A separate CBO analysis provided to lawmakers but not released publicly says that $5.7 billion in savings claimed by cutting bonuses to states enrolling more children and reducing the amount of money available to subsidize health care cooperatives authorized under the new health care law won’t produce a dime of actual savings. CBO believes they are simply cuts to spending authority that is unlikely to be used anyway.

But those cuts to mandatory benefit programs, while producing no deficit savings, can be claimed under budget rules to pay for spending increases elsewhere in the legislation. All told, $17.8 million in such savings is claimed but just a tiny portion of it would actually reduce the deficit…

Still, the measure halts and begins to reverse large increases for domestic agency operating budgets that have been awarded during Obama’s first two years in office.

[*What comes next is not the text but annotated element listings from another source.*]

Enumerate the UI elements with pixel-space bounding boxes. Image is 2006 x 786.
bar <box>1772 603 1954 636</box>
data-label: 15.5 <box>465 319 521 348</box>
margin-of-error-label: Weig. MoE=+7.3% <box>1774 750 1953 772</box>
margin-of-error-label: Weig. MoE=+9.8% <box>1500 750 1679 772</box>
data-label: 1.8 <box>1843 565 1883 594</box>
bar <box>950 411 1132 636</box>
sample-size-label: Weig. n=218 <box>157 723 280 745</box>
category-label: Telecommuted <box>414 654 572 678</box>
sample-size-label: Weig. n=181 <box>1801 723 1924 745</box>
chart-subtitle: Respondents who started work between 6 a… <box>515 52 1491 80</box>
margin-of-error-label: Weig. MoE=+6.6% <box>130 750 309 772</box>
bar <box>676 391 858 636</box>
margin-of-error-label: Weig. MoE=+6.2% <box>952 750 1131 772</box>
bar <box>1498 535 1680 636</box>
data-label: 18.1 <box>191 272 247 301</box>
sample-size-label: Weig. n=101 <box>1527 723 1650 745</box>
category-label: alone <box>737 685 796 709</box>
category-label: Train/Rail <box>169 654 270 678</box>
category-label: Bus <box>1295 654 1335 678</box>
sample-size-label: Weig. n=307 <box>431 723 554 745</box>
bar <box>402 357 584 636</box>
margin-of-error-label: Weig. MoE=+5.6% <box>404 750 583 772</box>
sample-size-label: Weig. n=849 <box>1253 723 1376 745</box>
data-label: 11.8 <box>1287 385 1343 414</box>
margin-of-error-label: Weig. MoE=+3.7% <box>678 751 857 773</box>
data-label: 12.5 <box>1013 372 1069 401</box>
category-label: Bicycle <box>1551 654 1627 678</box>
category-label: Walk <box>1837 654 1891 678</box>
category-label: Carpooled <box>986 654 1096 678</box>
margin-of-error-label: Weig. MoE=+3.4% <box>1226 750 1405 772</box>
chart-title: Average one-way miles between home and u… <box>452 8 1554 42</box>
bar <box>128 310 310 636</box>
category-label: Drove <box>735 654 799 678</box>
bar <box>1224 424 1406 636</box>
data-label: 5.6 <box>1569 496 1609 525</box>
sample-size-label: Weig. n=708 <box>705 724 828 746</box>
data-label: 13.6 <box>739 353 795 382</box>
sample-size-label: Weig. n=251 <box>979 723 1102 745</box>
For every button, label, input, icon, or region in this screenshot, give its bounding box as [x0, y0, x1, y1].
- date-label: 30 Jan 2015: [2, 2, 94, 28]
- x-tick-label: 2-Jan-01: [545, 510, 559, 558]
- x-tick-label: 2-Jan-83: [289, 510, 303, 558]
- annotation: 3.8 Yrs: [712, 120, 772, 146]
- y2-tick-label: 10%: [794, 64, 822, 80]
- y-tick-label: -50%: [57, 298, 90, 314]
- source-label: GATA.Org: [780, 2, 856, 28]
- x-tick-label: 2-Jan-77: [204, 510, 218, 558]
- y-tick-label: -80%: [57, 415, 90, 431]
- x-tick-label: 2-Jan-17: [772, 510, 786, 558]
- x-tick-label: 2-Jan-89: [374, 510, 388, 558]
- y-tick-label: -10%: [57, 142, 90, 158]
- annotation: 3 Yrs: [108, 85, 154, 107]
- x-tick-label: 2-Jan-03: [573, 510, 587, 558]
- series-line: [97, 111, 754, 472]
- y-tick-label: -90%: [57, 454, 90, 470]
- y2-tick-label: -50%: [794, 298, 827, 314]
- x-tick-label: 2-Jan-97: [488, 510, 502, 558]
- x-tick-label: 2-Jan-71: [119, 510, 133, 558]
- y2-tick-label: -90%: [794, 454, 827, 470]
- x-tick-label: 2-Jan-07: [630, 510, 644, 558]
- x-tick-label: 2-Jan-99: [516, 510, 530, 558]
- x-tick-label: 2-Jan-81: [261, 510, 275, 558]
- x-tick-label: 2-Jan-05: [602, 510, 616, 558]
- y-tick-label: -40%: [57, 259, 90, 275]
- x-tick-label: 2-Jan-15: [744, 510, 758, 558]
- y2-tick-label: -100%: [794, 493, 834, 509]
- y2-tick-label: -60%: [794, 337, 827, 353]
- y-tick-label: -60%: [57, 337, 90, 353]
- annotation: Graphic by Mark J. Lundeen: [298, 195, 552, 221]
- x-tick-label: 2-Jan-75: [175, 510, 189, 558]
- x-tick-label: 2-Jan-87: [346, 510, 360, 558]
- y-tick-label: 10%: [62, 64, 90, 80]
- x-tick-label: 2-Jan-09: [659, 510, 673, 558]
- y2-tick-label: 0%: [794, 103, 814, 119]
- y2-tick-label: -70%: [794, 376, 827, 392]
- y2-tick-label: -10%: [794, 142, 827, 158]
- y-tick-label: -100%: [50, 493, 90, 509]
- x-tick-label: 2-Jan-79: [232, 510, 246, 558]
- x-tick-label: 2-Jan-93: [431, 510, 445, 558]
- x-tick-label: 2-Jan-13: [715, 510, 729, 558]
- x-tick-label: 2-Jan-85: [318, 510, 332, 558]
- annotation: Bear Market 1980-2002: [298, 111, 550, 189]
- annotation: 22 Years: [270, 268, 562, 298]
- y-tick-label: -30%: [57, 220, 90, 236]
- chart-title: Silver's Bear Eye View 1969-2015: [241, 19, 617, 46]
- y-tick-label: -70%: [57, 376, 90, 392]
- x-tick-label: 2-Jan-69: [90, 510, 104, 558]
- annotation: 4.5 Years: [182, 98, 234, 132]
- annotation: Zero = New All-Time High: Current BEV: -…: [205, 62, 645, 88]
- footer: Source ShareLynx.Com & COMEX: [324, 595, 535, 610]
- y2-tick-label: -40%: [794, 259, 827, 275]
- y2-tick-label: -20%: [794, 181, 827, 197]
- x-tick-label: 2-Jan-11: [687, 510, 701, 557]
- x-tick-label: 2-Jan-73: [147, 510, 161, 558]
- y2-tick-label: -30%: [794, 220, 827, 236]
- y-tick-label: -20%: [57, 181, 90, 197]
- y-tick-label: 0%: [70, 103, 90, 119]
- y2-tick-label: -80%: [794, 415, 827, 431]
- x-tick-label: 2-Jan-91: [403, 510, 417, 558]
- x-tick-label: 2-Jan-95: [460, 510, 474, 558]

The deal does eliminate $38 billion in “new spending authority,” but as we learned yesterday in agonizing detail, spending “authority” and actual spending are two very different things. So to sum up: In less than a week, we’ve gone from $61 billion in cuts to $38 billion in cuts to $15 billion in real cuts to $352 million in deficit reduction this year, which is less than one percent of the number agreed to in the budget deal. I can’t help but suspect that tea partiers might feel a tad … antsy about that trend.

Tim Pawlenty issued a statement earlier this afternoon urging congressional Republicans to reject the budget deal tomorrow:

The more we learn about the budget deal the worse it looks. When you consider that the federal deficit in February alone was over $222 billion, to have actual cuts less than the $38 billion originally advertised is just not serious. The fact that billions of dollars advertised as cuts were not scheduled to be spent in any case makes this budget wholly unacceptable. It’s no surprise that President Obama and Senator Reid forced this budget, but it should be rejected. America deserves better.

That’s a nifty way to polish his fiscal conservative cred with the base, but as of last night Cantor was insisting that they have the votes in the House. Maybe that’ll change after the CBO numbers start circulating, but if I had to bet, I’d still bet that it’ll pass. The conversation’s already moved on to bigger money, partly thanks to the erupting war between Obama and Ryan over entitlements and partly to the chess match between Democrats and the GOP over the debt ceiling. And because most of the public’s already moved on from the shutdown drama, if the Republican caucus forced one now, they’d inevitably get more blame than they would have if the shutdown had happened last week. So, yes, it’ll probably pass — but by how much is anyone’s guess. The comments are open for your predictions!

Update: Philip Klein’s headline says it all: “Conservatives should no longer be happy about budget deal.”

Unfortunately, it now appears that the new Republican majority has done what it attacked Democrats for doing when they controlled the House. They negotiated a back room deal, didn’t release the details until 2 a.m., and the more we have of the details, the more we find out that the actual deal is filled with accounting gimmicks. Not a good way to earn back the trust of conservatives who grew disillusioned with the GOP the last time they controlled the House.

Update: NRO reports that Boehner, Cantor, and Kevin McCarthy were still busy making the pitch as of this morning. Freshman Tim Huelskamp, noting that $352 million is less than $2 per U.S. citizen, is unpersuaded:

“In the last two hours, the country has borrowed about $352 million, so we’re making no progress in getting out of the red,” Huelskamp said. “The American people are looking for meaningful reductions that actually will make a difference to our $1.6 trillion deficit and our $14.3 trillion of debt.”

Huelskamp told National Review Online that he had basically decided when the deal was first announced that he would vote against it, but said other members were probably having second thoughts in light of the CBO report. “It’ll be interesting to see how folks vote when the cuts in here weren’t really cuts,” he said. “That will upset folks back home when they look at it. They thought freshmen were up here to change the way Washington operates, but this is the same-old same-old they’ve been doing for years.”